Throughout the course of World War II, not a single incident of espionage or treason was found to be committed by Japanese Americans. The difficulty of committing treason while incarcerated cannot alone explain this absence of wrongdoing; Japanese Americans living in Hawaii were spared relocation because of the logistical difficulty of transporting a third of the state's population to the mainland. With their numbers exceeding the entire Japanese population on the mainland, Japanese Americans in Hawaii proved an essential part of the state's labor force and defense.

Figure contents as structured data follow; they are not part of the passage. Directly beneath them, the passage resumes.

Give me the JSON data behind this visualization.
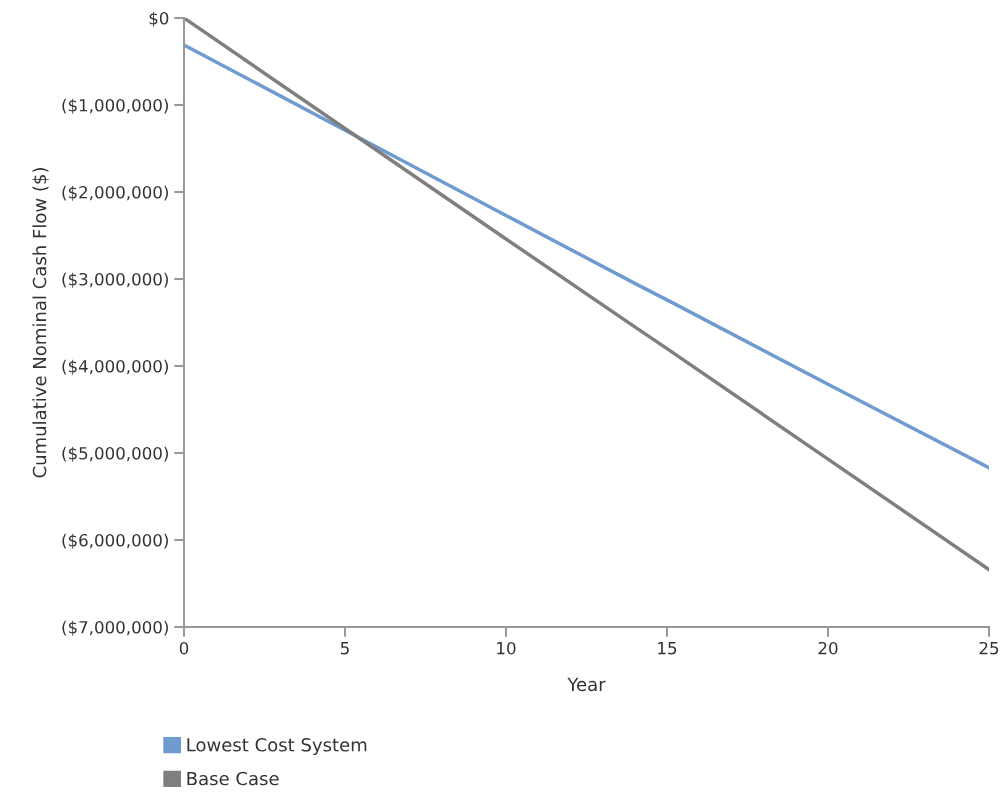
{
  "chart_data": {
    "type": "line",
    "xlabel": "Year",
    "ylabel": "Cumulative Nominal Cash Flow ($)",
    "xlim": [
      0,
      25
    ],
    "xticks": [
      0,
      5,
      10,
      15,
      20,
      25
    ],
    "ylim": [
      -7000000,
      0
    ],
    "yticks": [
      {
        "value": 0,
        "label": "$0"
      },
      {
        "value": -1000000,
        "label": "($1,000,000)"
      },
      {
        "value": -2000000,
        "label": "($2,000,000)"
      },
      {
        "value": -3000000,
        "label": "($3,000,000)"
      },
      {
        "value": -4000000,
        "label": "($4,000,000)"
      },
      {
        "value": -5000000,
        "label": "($5,000,000)"
      },
      {
        "value": -6000000,
        "label": "($6,000,000)"
      },
      {
        "value": -7000000,
        "label": "($7,000,000)"
      }
    ],
    "x": [
      0,
      5,
      10,
      14,
      15,
      20,
      25
    ],
    "series": [
      {
        "name": "Lowest Cost System",
        "color": "#6f9bcf",
        "values": [
          -310000,
          -1290000,
          -2270000,
          -3050000,
          -3240000,
          -4210000,
          -5170000
        ]
      },
      {
        "name": "Base Case",
        "color": "#7f7f7f",
        "values": [
          0,
          -1270000,
          -2540000,
          -3550000,
          -3800000,
          -5070000,
          -6340000
        ]
      }
    ],
    "grid": false,
    "legend": "bottom",
    "marker": "none",
    "line_style": "solid"
  }
}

On December 17, 1944, President Roosevelt announced the end of the exclusion of Japanese Americans from the West Coast, thus allowing the return home of the internees. Relocation after incarceration was difficult, especially since prejudice still ran high in the West Coast. Many Issei (first generation Japanese Americans) never regained their losses, living out their lives in poverty and poor health.

On July 31, 1980 to establish the Commission on Wartime Relocation and Internment of Civilians (CWRIC) to investigate the incarceration of Japanese Americans and legal resident aliens during World War II. The Commission concluded: "the promulgation of Executive Order 9066 was not justified by military necessity, and the decisions which followed from it-detention, ending detention, and ending exclusion-were not driven by analysis of military conditions. The broad historical causes which shaped these decisions were race prejudice, war hysteria, and a failure of political leadership."

In October 1983, in response to a petition for a writ of error coram nobis by Fred Korematsu, the Federal District Court of San Francisco reversed his 1942 conviction and rules that the internment was not justified.

On August 10, 1988, President Ronald Reagan signed into law The Civil Liberties Act of 1988, which provides for an apology and redress to the internees still living. Nearly half of those who had been imprisoned died before the bill was signed. The Civil Liberties Act of 1988 also established The Civil Liberties Public Education Fund whose purpose is "to sponsor research and public educational activities and to publish and distribute the hearings, findings, and recommendations of the CWRIC so that the events surrounding the exclusion, forced removal and internment of civilians and permanent resident aliens of Japanese ancestry will be remembered, and so that the causes and circumstances of this and similar events may be illuminated and understood."